What is U-SQL?
By now you may have heard about U-SQL, the new kid on the query language block. But what is U-SQL? Where is it? What’s it for?
I was lucky enough to be at the 2015 MVP Summit in Redmond, at which one of the sessions was hosted by Michael Rys (@MikeDoesBigData), talking about U-SQL. As it’s creator, there’s no-one better to learn the ropes from. I was pretty much blown away by what it can do and the ease of access, so I’ve spent the last couple of months playing around with it, and doing a few talks at conferences about it.
But there’s a lot of confusion over what it is, so here’s my high level summary of what it is and where it fits, so you can judge whether it’s relevant to you.
What Does U-SQL Look Like?
It’s a hybrid of T-SQL and C#. Think if it as writing a SQL query, but being able to embed the power of C# and the .Net framework.

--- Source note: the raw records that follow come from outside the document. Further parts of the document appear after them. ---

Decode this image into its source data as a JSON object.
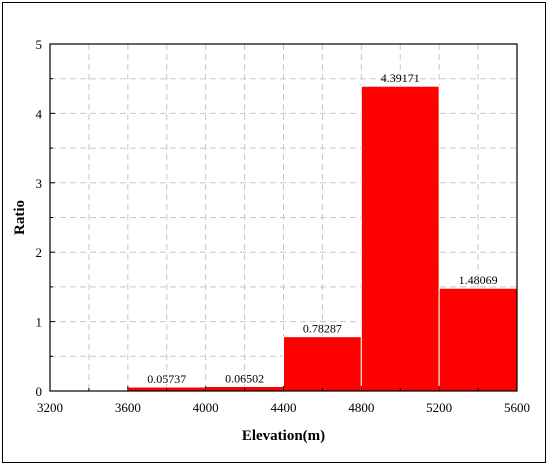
{
  "chart_data": {
    "type": "bar",
    "title": "",
    "xlabel": "Elevation(m)",
    "ylabel": "Ratio",
    "xlim": [
      3200,
      5600
    ],
    "ylim": [
      0,
      5
    ],
    "x_ticks": [
      3200,
      3600,
      4000,
      4400,
      4800,
      5200,
      5600
    ],
    "y_ticks": [
      0,
      1,
      2,
      3,
      4,
      5
    ],
    "grid": true,
    "bar_color": "#ff0000",
    "bars": [
      {
        "x0": 3600,
        "x1": 4000,
        "value": 0.05737,
        "label": "0.05737"
      },
      {
        "x0": 4000,
        "x1": 4400,
        "value": 0.06502,
        "label": "0.06502"
      },
      {
        "x0": 4400,
        "x1": 4800,
        "value": 0.78287,
        "label": "0.78287"
      },
      {
        "x0": 4800,
        "x1": 5200,
        "value": 4.39171,
        "label": "4.39171"
      },
      {
        "x0": 5200,
        "x1": 5600,
        "value": 1.48069,
        "label": "1.48069"
      }
    ]
  }
}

So you could write a query that looks like this:
1 2 3 4 5
@CustomersClean = SELECT * ,((CustomerGender=="M" || CustomerGender=="F") ? CustomerGender : "-") AS CustomerGender_Clean, ,MyUSQLApp.Udfs.ValidateDate(CustomerDoB) AS CustomerDoB_Clean FROM @Customers;
So the basic SELECT * FROM Table syntax is familiar to anyone used to T-SQL. But with the addition of some C# to clean up the Gender and DoB columns. For the DoB, we’re calling a user defined c# function (ValidateDate) that sits in an assembly behind the query.
How do I use U-SQL?
U-SQL is a part of Azure Data Lake. Data Lake is a core component in the Cortana Analytics Suite, Microsoft’s cloud/Azure data platform. Think of Data Lake Storage as a massively scaleable and high performance staging and permanent storage area for all of your structured, semi-structured and non-structured data, based on the Hadoop File System (HDFS). It can store both tables of data and files (csv, text, images, whatever you want to store).
Once your data is held in Data Lake Storage, you can use Data Lake Analytics to do cool stuff with it. This could include ‘Big Data’ processing and analytics, i.e. running large and complex parallel analytics queries over your data, whether that’s MB, GB, TB or even PB. Or it could be transforming and manipulating your data into different structures.
Either way, Data Lake Analytics uses U-SQL as it’s language. At the moment this is the only place that U-SQL exists, but given its power and flexibility I’m hoping it will also have a bright future outside of Azure Data Lake.
You can write and execute U-SQL directly in the Azure Portal, or for a much richer development environment you can install some plugins into Visual Studio 2013 or 2015. I recommend the latter.
So it’s a Big Data tool?
Yes, and no.
Yes it has the scalability, performance and functionality for Big Data, and this is what it’s designed to do. When you write a simple U-SQL script, the Data Lake Analytics engine takes the query and parallelises it, scaling it up to as many nodes as you want. So it’s scalable. Very scalable. It’s being used now for complex big data analytics jobs with TB of data, and can scale way beyond that.
But it’s more than this, I also see it as a data preparation and transformation tool. If you want an Azure based BI solution, maybe using Azure SQL DW, or even a smaller scale system using Azure SQL DB, then we don’t yet have a PAAS ETL tool in Azure. But now we do! This provides a very powerful and comprehensive platform for all your data transform needs.
What about Azure Data Factory (ADF)? – No, ADF an ETL tool, it’s an orchestration and coordination tool, and isn’t realistic as a data transformation tool.
What about ELT? – Yes that’s fair, to a point. But in my experience the ELT approach actually needs to be ETLT to work properly. The 2nd ‘T’ is taken care of inside the SQL engine, but a lot of source data has to be pre-processed before it can even be landed in a SQL Server table, U-SQL provides that power to us that T-SQL cannot provide.
I’m not going to go into any more detail here with how to use or write U-SQL, there will be more posts to come on that.
But I hope this provides some clarity on what it is and where it fits in our ever expanding data platform world.
Data Lake went into public preview in October 2015, so it’s ready and waiting for you to have a go!